Sharon W. (Two Rivers, WI)
If you like mystery and suspense, you will definitely love this one. I wasn't so sure about it in the beginning, but it reeled me right in. Once it got me, it was hard to put down till I finished. From being almost eaten alive by a tiger to sailing on the seas. Friendships made and friendships gone. Very interesting. I will definitely be looking for more of Carol Birch's books.
Carol J. (Isle, MN)
What a great adventure! A well told, exciting historical novel. Ms. Birch brings the reader right along on all of Jaffy's adventures. She skillfully gives the reader a glimpse of the lives of seafarers in the 19th century. Plus, the added dimension of fantasy with the discovery of the dragon. A very delightful book. Would be a fun bookclub discussion.
Mark O. (Wenatchee, WA)
Jamrach’s Menagerie is a legitimate heir of Dickens. Jaffee Brown, a young boy, is growing up in a squalid part of Victorian London, where children have early-onset adulthood. The weird luck of being carried about in the jaws of an escaped tiger leads to a job at the exotic animal emporium of the book’s title and a berth on a whaling ship. The real quest of the voyage is to capture a then-rumored, now zoo-housed beast.
Elinor S. (Naples, FL)
This is a book of the senses. We hear, taste, feel, and especially smell Jaffee’s unpasteurized life. This is certainly a coming-of-age story but the growing-up is via the fast-track of gruesome ordeal. The book might carry a warning label for squeamish readers.

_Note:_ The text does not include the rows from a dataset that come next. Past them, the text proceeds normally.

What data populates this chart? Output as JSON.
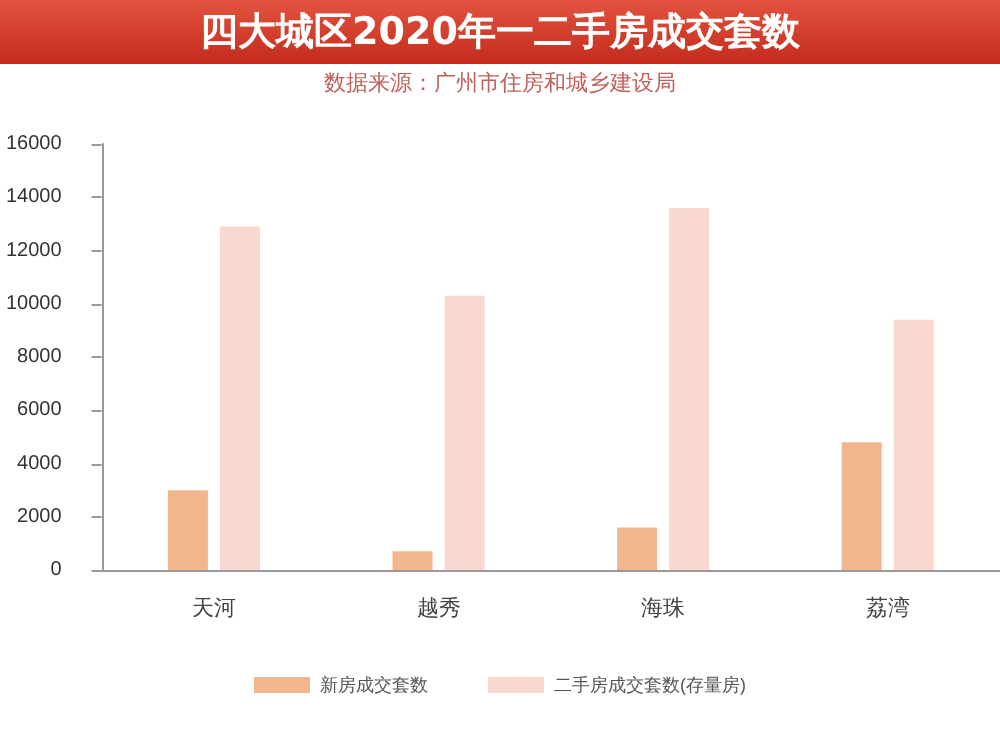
{
  "chart_data": {
    "type": "bar",
    "title": "四大城区2020年一二手房成交套数",
    "subtitle": "数据来源：广州市住房和城乡建设局",
    "categories": [
      "天河",
      "越秀",
      "海珠",
      "荔湾"
    ],
    "series": [
      {
        "name": "新房成交套数",
        "color": "#f3b58c",
        "values": [
          3000,
          700,
          1600,
          4800
        ]
      },
      {
        "name": "二手房成交套数(存量房)",
        "color": "#f9d8cf",
        "values": [
          12900,
          10300,
          13600,
          9400
        ]
      }
    ],
    "ylim": [
      0,
      16000
    ],
    "yticks": [
      0,
      2000,
      4000,
      6000,
      8000,
      10000,
      12000,
      14000,
      16000
    ],
    "grid": false,
    "legend": "bottom"
  }
}
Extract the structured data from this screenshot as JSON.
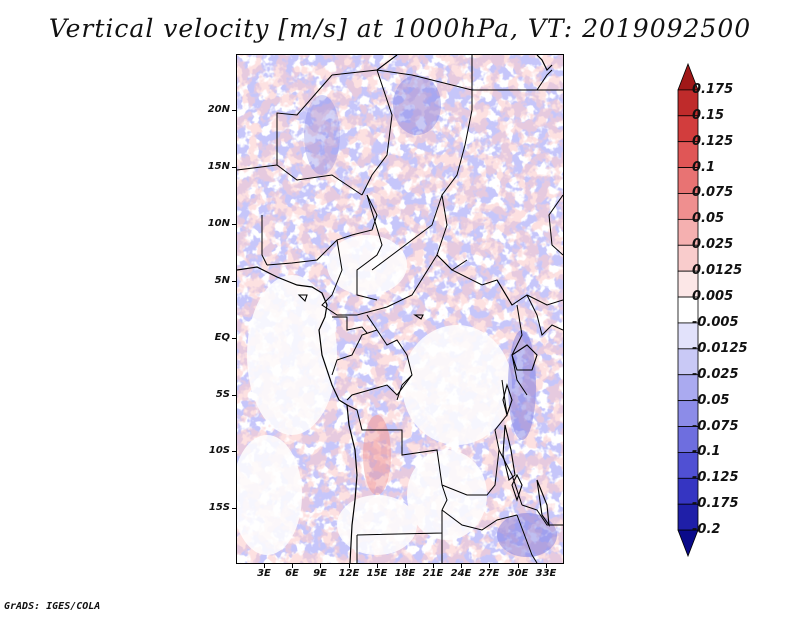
{
  "title": "Vertical velocity [m/s] at 1000hPa, VT: 2019092500",
  "credit": "GrADS: IGES/COLA",
  "map": {
    "lat_labels": [
      "20N",
      "15N",
      "10N",
      "5N",
      "EQ",
      "5S",
      "10S",
      "15S"
    ],
    "lon_labels": [
      "3E",
      "6E",
      "9E",
      "12E",
      "15E",
      "18E",
      "21E",
      "24E",
      "27E",
      "30E",
      "33E"
    ]
  },
  "colorbar": {
    "levels": [
      "0.175",
      "0.15",
      "0.125",
      "0.1",
      "0.075",
      "0.05",
      "0.025",
      "0.0125",
      "0.005",
      "-0.005",
      "-0.0125",
      "-0.025",
      "-0.05",
      "-0.075",
      "-0.1",
      "-0.125",
      "-0.175",
      "-0.2"
    ],
    "colors": [
      "#a01818",
      "#bf2b2b",
      "#d23d3d",
      "#e05656",
      "#e87373",
      "#ef8f8f",
      "#f5b0b0",
      "#f9cccc",
      "#fce7e7",
      "#ffffff",
      "#e2e2fb",
      "#c9c9f6",
      "#aaaaf0",
      "#8c8ce8",
      "#6e6edf",
      "#5050d3",
      "#3535c2",
      "#1f1fa8",
      "#0a0a8a"
    ]
  }
}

We could learn from this book that getting through the hardest bits of life might be luck or grace. Either way, the job of a survivor is to create sanctuary.
I felt that the book was very realistic (in spite of the dragon). Descriptively, so realistic, it made me uncomfortable. I like to learn from a book. I felt my knowledge of sailing in the 19 century was increased, however the later subject matter (cannibalism) made me sick. I'm not sure to what audience this would appeal.
Lisa B. (Denton, TX)
The haunting cost of friendship
I have been wanting to read a book by Carol Birch for a long time and was excited when I learned she would have her newest book released in the United States.
I enjoyed this book immensely and found it hard to put down. It read as if the main character, Jaffy Brown, was actually telling his story and I was with him in the streets of Wapping and Radcliffe Highway, and out on on the open seas hunting whales. The reason for 4, rather than 5 stars is because the second section of the book was too realistic and hard to read for me.
This reminds me of Dickensian tale, with touches of Life of Pi.